In 1992 HCFA selected two DUR experiments managed by State Medicaid agencies: Washington for CS and Iowa for OPDUR. Washington and Iowa designed the DUR demonstrations to improve drug prescribing by influencing pharmacists' behavior. However, each demonstration tested a different premise about what incentives are most effective in achieving the desired results.

Washington

Also known as Project C.A.R.E., this demonstration paid pharmacists in the treatment group for providing CS, defined as non-routine professional activities related to dispensing drugs. To test the effects of paying for CS, Project C.A.R.E. recruited 200 pharmacies and randomly assigned them in geographic clusters to two groups: 110 to a treatment group (Group A) that received payment for providing and documenting CS and 90 pharmacies to a control group (Group B) that received payment only for documenting CS. Pharmacies were recruited in three waves. Investigators also recruited a third group of pharmacies (Group C) that received no CS payments of any kind. Project C.A.R.E. operated from February 1994 through September 1995.

To be eligible for payment under the demonstration, CS had to be related to dispensing a prescription drug to a Medicaid beneficiary but not a “requisite part of dispensing” (i.e., accepting, interpreting, and clarifying a prescription order, preparing a prescription, delivering it to a patient) and had to conform to certain “common sense” standards. Project C.A.R.E. asked pharmacists to document the problem, the intervention, and the result of each CS event. Project C.A.R.E. did not focus pharmacists' attention on a specific list of drugs.

For eligible CS, Group A pharmacists received per service payments of $4 for a “brief encounter” (6 minutes or less) or $6 for an “extended encounter” (longer than 6 minutes). Both A and B pharmacies received $40 per month for submitting CS documentation to Project C.A.R.E.

Iowa

Iowa linked all participating pharmacies in the OPDUR demonstration to an on-line DUR screener that reviewed each Medicaid prescription drug claim as it was submitted for payment electronically. Pharmacies in the treatment group received messages that identified potential prescription problems and detected when a prescription failed one or more of the OPDUR screens. Control-group pharmacies received no messages. Both treatment and control-group pharmacies were asked to document all CS provided, in order to describe demonstration effects on pharmacists' behavior. Iowa did not pay pharmacists for providing or documenting CS.

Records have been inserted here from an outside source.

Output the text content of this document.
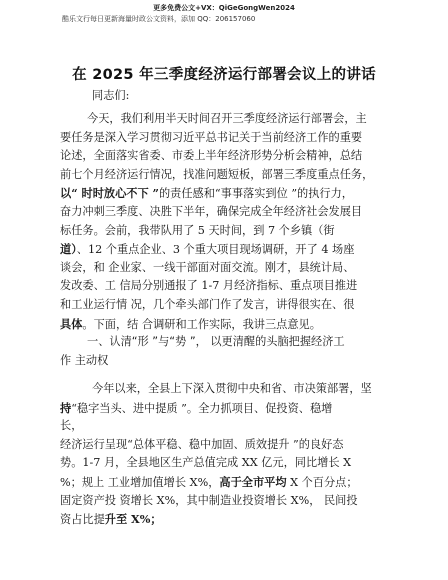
更多免费公文+VX：QiGeGongWen2024
酷乐文行每日更新海量时政公文资料，添加 QQ：206157060
在 2025 年三季度经济运行部署会议上的讲话
同志们:
今天，我们利用半天时间召开三季度经济运行部署会，主
要任务是深入学习贯彻习近平总书记关于当前经济工作的重要
论述，全面落实省委、市委上半年经济形势分析会精神，总结
前七个月经济运行情况，找准问题短板，部署三季度重点任务，
以“ 时时放心不下 ”的责任感和“事事落实到位 ”的执行力，
奋力冲刺三季度、决胜下半年，确保完成全年经济社会发展目
标任务。会前，我带队用了 5 天时间，到 7 个乡镇（街
道）、12 个重点企业、3 个重大项目现场调研，开了 4 场座
谈会，和 企业家、一线干部面对面交流。刚才，县统计局、
发改委、工 信局分别通报了 1-7 月经济指标、重点项目推进
和工业运行情 况，几个牵头部门作了发言，讲得很实在、很
具体。下面，结 合调研和工作实际，我讲三点意见。
一、认清“形 ”与“势 ”， 以更清醒的头脑把握经济工
作 主动权
今年以来，全县上下深入贯彻中央和省、市决策部署，坚
持“稳字当头、进中提质 ”。全力抓项目、促投资、稳增
长，
经济运行呈现“总体平稳、稳中加固、质效提升 ”的良好态
势。1-7 月，全县地区生产总值完成 XX 亿元，同比增长 X
%；规上 工业增加值增长 X%，高于全市平均 X 个百分点；
固定资产投 资增长 X%，其中制造业投资增长 X%， 民间投
资占比提升至 X%；
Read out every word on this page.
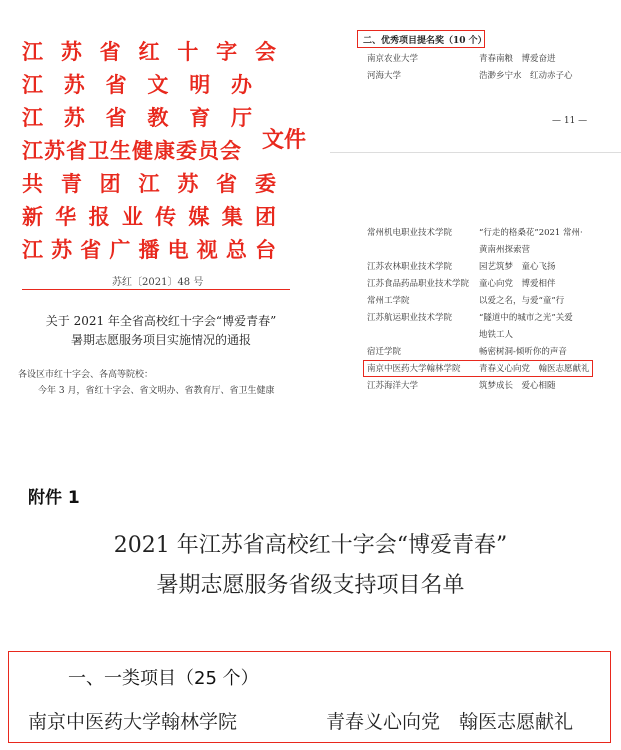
江 苏 省 红 十 字 会
江 苏 省 文 明 办
江 苏 省 教 育 厅
江苏省卫生健康委员会
共 青 团 江 苏 省 委
新 华 报 业 传 媒 集 团
江 苏 省 广 播 电 视 总 台
文件
苏红〔2021〕48 号
关于 2021 年全省高校红十字会“博爱青春”
暑期志愿服务项目实施情况的通报
各设区市红十字会、各高等院校：
今年 3 月，省红十字会、省文明办、省教育厅、省卫生健康
二、优秀项目提名奖（10 个）
南京农业大学	青春南粮　博爱奋进
河海大学	浩渺乡宁水　红动赤子心
— 11 —
常州机电职业技术学院	“行走的格桑花”2021 常州·
黄南州探索营
江苏农林职业技术学院	园艺筑梦　童心飞扬
江苏食品药品职业技术学院 童心向党　博爱相伴
常州工学院	以爱之名，与爱“童”行
江苏航运职业技术学院	“隧道中的城市之光”关爱
地铁工人
宿迁学院	畅密树洞-倾听你的声音
南京中医药大学翰林学院 青春义心向党　翰医志愿献礼
江苏海洋大学	筑梦成长　爱心相随
附件 1
2021 年江苏省高校红十字会“博爱青春”
暑期志愿服务省级支持项目名单
一、一类项目（25 个）
南京中医药大学翰林学院	青春义心向党　翰医志愿献礼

Iowa defined specific problems and drugs as the focus of its intervention on criteria developed by the University of Maryland and the Philadelphia College of Pharmacy and Science (UM/PCPS). The UM/PCPS criteria included drug-drug interactions, therapeutic duplications, and high daily dose for eight classes of drugs: angiotensin-converting enzyme (ACE) inhibitors, calcium channel blockers, cardiac glycosides, benzodiazepines, antidepressants, antipsychotics, histamine-2 receptor antagonists (H2RAs), and nonsteroidal anti-inflammatory agents (NSAIDs). Iowa also screened for early refills in all drug categories.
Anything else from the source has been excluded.